Q A pediatric urologist I code for is concerned that we cannot bill/code for both orchiopexy and a hernia repair done during the same operating room session. Do you have any documentation on this matter? When you look up 54640 in CPT 2004, it references, "For inguinal hernia repair performed in conjunction with inguinal orchiopexy, see 49495-49525." In the Medicare Correct Coding Guidelines, I do not see any edits stating not to bill both procedures together.
A This issue is definitely confusing. I can understand the frustration you were feeling when you wrote the question. In fact, I'm not sure you could exceed the level of ambiguity achieved with the terminology and billing suggestions for 54640 in CPT-by definition, "Orchiopexy, inguinal approach, with or without hernia repair." Yet, in parentheses, it states, "For inguinal hernia repair performed in conjunction with inguinal orchiopexy, see 49495-49525."
Fortunately, the publication "CPT Changes 2001: An Insider's View," clarifies the issue (see pages 98-99). It says, "When an inguinal hernia repair is performed in addition to an orchiopexy, both code 54640 and the appropriate inguinal hernia repair code 49495-49525 should be reported." When CPT defines a code or interprets that definition, we should follow those recommendations, unless Medicare trumps it with a rule of its own.
Q My urologist began doing a new lab procedure using the patient's urine on a test strip to check bladder tumor urine. I was told to use CPT 86294, but after reading the coder's reference guide, I thought the test was done with blood, not urine. Can you verify if CPT 86294 is still the correct code I need to use?
A Code 86294 (immunoassay for tumor antigen, qualitative or semi-qualitative [eg, bladder tumor antigen]) does not specify the source that is used for the test. Therefore, it can be used for any specimen-including blood or urine-if the test meets the description for the code.
One would have to be sure that the test is a quantitative (or semi-quantitative) immunoassay to detect tumor antigen.

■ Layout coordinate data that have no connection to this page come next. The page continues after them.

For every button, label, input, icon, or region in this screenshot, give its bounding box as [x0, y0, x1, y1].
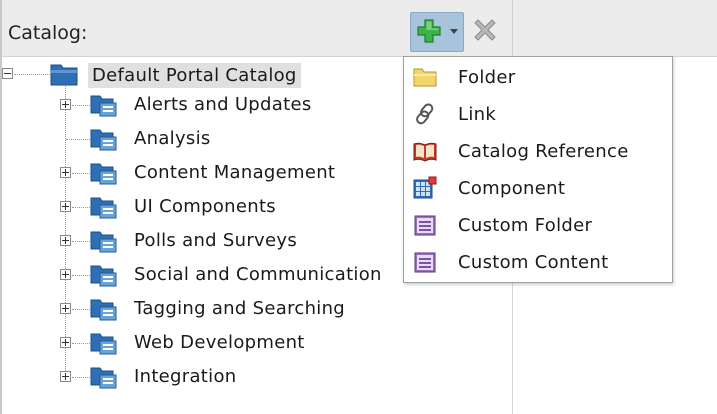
menu-item-custom-content[interactable]: Custom Content [404, 245, 672, 279]
menu-item-component[interactable]: Component [404, 171, 672, 205]
grid-component-icon [413, 176, 437, 200]
tree-node-label[interactable]: Analysis [134, 128, 211, 149]
tree-connector [72, 309, 90, 310]
expand-node-icon[interactable] [60, 371, 71, 382]
green-plus-icon [417, 19, 441, 43]
header-separator [512, 0, 513, 56]
tree-trunk [65, 86, 66, 379]
tree-connector [14, 74, 50, 75]
yellow-folder-icon [413, 65, 437, 89]
webdev-folder-icon [90, 333, 117, 355]
tree-node-label[interactable]: Content Management [134, 162, 335, 183]
expand-node-icon[interactable] [60, 167, 71, 178]
catalog-panel: Catalog: Default Portal Catalog Alerts a… [0, 0, 717, 414]
menu-item-label: Custom Content [458, 252, 609, 273]
menu-item-label: Folder [458, 67, 516, 88]
caret-down-icon[interactable] [450, 29, 458, 34]
gray-x-icon [474, 19, 496, 41]
collapse-root-icon[interactable] [2, 68, 13, 79]
menu-item-folder[interactable]: Folder [404, 60, 672, 94]
tree-connector [72, 241, 90, 242]
purple-folder-icon [413, 213, 437, 237]
analysis-folder-icon [90, 129, 117, 151]
add-menu: Folder Link Catalog Reference Component … [403, 56, 673, 283]
expand-node-icon[interactable] [60, 99, 71, 110]
expand-node-icon[interactable] [60, 337, 71, 348]
tree-node-label[interactable]: Alerts and Updates [134, 94, 312, 115]
tree-node-label[interactable]: Tagging and Searching [134, 298, 345, 319]
book-icon [413, 139, 437, 163]
integration-folder-icon [90, 367, 117, 389]
expand-node-icon[interactable] [60, 303, 71, 314]
delete-button[interactable] [468, 14, 502, 48]
menu-item-catalog-reference[interactable]: Catalog Reference [404, 134, 672, 168]
polls-folder-icon [90, 231, 117, 253]
tree-connector [72, 207, 90, 208]
social-folder-icon [90, 265, 117, 287]
content-folder-icon [90, 163, 117, 185]
tagging-folder-icon [90, 299, 117, 321]
menu-item-label: Custom Folder [458, 215, 593, 236]
catalog-label: Catalog: [8, 22, 88, 44]
catalog-header: Catalog: [2, 0, 717, 57]
ui-folder-icon [90, 197, 117, 219]
tree-node-label[interactable]: Web Development [134, 332, 305, 353]
tree-connector [72, 173, 90, 174]
menu-item-label: Catalog Reference [458, 141, 629, 162]
tree-connector [66, 139, 90, 140]
expand-node-icon[interactable] [60, 201, 71, 212]
tree-connector [72, 275, 90, 276]
expand-node-icon[interactable] [60, 269, 71, 280]
tree-node-label[interactable]: Integration [134, 366, 237, 387]
tree-connector [72, 377, 90, 378]
chain-link-icon [413, 102, 437, 126]
purple-content-icon [413, 250, 437, 274]
menu-item-label: Component [458, 178, 566, 199]
tree-connector [72, 343, 90, 344]
tree-node-label[interactable]: Social and Communication [134, 264, 382, 285]
menu-item-link[interactable]: Link [404, 97, 672, 131]
add-dropdown-button[interactable] [410, 12, 464, 52]
expand-node-icon[interactable] [60, 235, 71, 246]
tree-root-label[interactable]: Default Portal Catalog [88, 63, 301, 88]
menu-item-label: Link [458, 104, 497, 125]
alerts-folder-icon [90, 95, 117, 117]
tree-connector [72, 105, 90, 106]
tree-node-label[interactable]: UI Components [134, 196, 276, 217]
menu-item-custom-folder[interactable]: Custom Folder [404, 208, 672, 242]
folder-blue-icon [50, 64, 78, 86]
tree-node-label[interactable]: Polls and Surveys [134, 230, 297, 251]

If it meets the definition, then 86294 is the correct code. Remember, Medicare can change the rules. Check to see if a local carrier decision (LCD) is in place for this test, specifically.
Q Increasingly, payers are not reimbursing for first-time patient consultations that precede a surgical procedure. It seems reasonable to expect reimbursement when the service is a preoperative consult. Any recommendations? What about using a diagnostic code such as "hematuria" or "abdominal pain" for the consultation, then identifying the procedure by a different diagnosis, eg, "renal stone?"
A The initial evaluation of the patient should always be paid, even if a surgical procedure is performed. Medicare will always pay if you actually take a history, perform a physical, and provide medical decision-making services-if you code correctly and use the appropriate modifier. With very few exceptions, this describes all initial encounters. All private payers should pay unless you have contractually agreed to perform the service without payment.
Be sure that you are coding correctly. For Medicare, the -25 modifier should be attached to the E&M code if you are performing a 0- or 10-day global procedure on the day of the evaluation. If the procedure is a 90-day global procedure, then the -57 modifier must be attached to the E&M service performed, on the day before or the day of the procedure in which the decision to perform the procedure was made. A different diagnosis is not required. A private payer may follow Medicare rules, or may pay only if the -57 modifier is used.
Always appeal if you're not paid correctly. Also, add to your contract that the private payer will pay for the consult the next time you renew your contract.
Disclaimer: The information in this column is designed to be authoritative, and every effort has been made to ensure its accuracy at the time it was written. However, readers are encouraged to check with their individual carrier or private payers for updates and to confirm that this information conforms to their specific rules.